After going public at $20 a share in August, Nano-X Imaging (NNOX 2.23%) has been a roller-coaster ride for early investors. The company has a high-quality X-ray device that promises to be 99% cheaper than existing systems. After the IPO, the stock tripled in a matter of weeks, running up to $67 a share in September. Then several prominent shorts alleged that the company and its device were fraudulent. The stock soon crashed, falling back down to $22 a share.

Last night, the small-cap announced that it will do a live demonstration of its device, the Nanox.ARC, at the annual Radiology Society of North America (RSNA) conference, held in Chicago from Nov. 29 to Dec. 5. The demonstration will be live-streamed globally.

A 6-foot cot with a large mechanical ring attached in order to take X-rays.
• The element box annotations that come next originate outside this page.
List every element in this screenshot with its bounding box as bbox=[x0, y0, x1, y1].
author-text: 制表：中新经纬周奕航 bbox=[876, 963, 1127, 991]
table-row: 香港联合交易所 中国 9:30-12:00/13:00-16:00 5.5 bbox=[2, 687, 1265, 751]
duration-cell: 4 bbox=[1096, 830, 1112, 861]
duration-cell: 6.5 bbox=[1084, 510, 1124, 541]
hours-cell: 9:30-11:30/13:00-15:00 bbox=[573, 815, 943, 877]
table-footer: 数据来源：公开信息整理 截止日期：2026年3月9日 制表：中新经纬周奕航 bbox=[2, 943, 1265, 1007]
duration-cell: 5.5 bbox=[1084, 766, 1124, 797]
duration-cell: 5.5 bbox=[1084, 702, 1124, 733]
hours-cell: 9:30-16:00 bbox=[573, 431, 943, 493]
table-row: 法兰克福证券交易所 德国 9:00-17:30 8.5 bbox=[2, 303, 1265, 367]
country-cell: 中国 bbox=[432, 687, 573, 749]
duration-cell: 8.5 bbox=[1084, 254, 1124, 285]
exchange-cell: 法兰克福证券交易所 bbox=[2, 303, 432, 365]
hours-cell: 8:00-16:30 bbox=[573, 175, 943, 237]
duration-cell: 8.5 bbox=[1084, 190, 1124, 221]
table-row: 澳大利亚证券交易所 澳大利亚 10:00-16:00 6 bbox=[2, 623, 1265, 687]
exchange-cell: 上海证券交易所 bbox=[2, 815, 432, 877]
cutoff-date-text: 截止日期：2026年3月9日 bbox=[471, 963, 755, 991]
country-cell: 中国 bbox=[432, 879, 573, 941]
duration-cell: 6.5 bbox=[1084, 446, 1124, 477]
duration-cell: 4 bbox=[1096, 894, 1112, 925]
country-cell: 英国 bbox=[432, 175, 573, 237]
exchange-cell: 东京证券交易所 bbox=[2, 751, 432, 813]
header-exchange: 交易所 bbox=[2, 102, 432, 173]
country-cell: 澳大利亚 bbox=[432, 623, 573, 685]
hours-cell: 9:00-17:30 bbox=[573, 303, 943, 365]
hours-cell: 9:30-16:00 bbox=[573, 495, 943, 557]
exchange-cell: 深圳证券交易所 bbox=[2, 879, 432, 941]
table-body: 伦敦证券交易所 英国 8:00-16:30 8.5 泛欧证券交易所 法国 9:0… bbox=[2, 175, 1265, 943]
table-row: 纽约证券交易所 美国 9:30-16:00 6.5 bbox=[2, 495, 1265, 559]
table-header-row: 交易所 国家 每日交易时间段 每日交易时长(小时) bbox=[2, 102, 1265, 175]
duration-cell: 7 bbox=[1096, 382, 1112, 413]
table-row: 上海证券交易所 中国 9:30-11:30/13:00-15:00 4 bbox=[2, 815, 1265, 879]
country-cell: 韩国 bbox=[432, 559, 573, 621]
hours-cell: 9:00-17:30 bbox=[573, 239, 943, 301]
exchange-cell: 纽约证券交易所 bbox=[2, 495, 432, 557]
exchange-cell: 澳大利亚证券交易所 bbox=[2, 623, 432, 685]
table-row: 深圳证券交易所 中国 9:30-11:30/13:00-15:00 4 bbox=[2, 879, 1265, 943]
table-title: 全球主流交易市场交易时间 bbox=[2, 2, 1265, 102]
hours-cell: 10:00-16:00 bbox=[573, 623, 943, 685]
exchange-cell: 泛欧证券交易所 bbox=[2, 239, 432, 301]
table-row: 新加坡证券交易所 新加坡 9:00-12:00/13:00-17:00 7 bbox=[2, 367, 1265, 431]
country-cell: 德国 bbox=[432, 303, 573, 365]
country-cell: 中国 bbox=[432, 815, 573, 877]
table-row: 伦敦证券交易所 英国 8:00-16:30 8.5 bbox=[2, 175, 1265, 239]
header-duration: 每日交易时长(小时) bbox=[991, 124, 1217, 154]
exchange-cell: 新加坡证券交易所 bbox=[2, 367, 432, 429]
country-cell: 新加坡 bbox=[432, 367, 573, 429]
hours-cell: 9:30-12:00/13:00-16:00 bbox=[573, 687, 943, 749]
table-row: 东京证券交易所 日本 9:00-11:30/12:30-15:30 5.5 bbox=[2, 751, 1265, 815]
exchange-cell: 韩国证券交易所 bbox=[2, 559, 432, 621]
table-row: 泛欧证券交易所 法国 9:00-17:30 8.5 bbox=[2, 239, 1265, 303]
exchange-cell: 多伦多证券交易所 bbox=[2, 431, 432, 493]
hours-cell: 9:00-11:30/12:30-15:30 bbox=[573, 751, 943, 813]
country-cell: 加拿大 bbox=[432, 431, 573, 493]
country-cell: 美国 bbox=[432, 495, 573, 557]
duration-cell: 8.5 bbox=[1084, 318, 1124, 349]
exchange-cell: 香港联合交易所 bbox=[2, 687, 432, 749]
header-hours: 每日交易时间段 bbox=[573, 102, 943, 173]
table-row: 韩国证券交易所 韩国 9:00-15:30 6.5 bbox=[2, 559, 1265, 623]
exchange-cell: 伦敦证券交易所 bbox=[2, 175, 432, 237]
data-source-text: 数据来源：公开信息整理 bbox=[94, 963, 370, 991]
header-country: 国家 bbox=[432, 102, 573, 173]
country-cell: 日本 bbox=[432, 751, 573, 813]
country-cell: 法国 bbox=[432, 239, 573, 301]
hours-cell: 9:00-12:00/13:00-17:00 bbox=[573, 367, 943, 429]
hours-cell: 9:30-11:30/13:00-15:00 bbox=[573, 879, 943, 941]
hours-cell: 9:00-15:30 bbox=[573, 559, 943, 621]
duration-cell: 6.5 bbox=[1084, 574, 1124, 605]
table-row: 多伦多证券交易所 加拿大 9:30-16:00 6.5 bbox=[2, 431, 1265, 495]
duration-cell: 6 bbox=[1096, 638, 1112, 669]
Image source: Getty Images.

In a press release, Ran Poliakine, the CEO of Nano-X, said:

We are pleased to invite everyone to witness first-hand our technology and the Nanox.ARC at the RSNA. We have an ambitious goal of making medical imaging widely available on a global basis to promote preventive healthcare through early detection. Two-thirds of the world's population currently have no access to medical imaging, and we aim to improve this statistic. We look forward to this demonstration which will allow people to see the depth and validity of our technology.

The company's device has not been cleared yet by the Food and Drug Administration (FDA). Nano-X plans to ramp up production in 2021, producing 1,000 devices in the second half of the year. The X-ray devices will be built by Foxconn, the makers of the iPhone. SK Telecom (SKM 0.05%), a minority shareholder in the company, has an order for 2,500 units.

The stock is up 37% in early trading on Friday.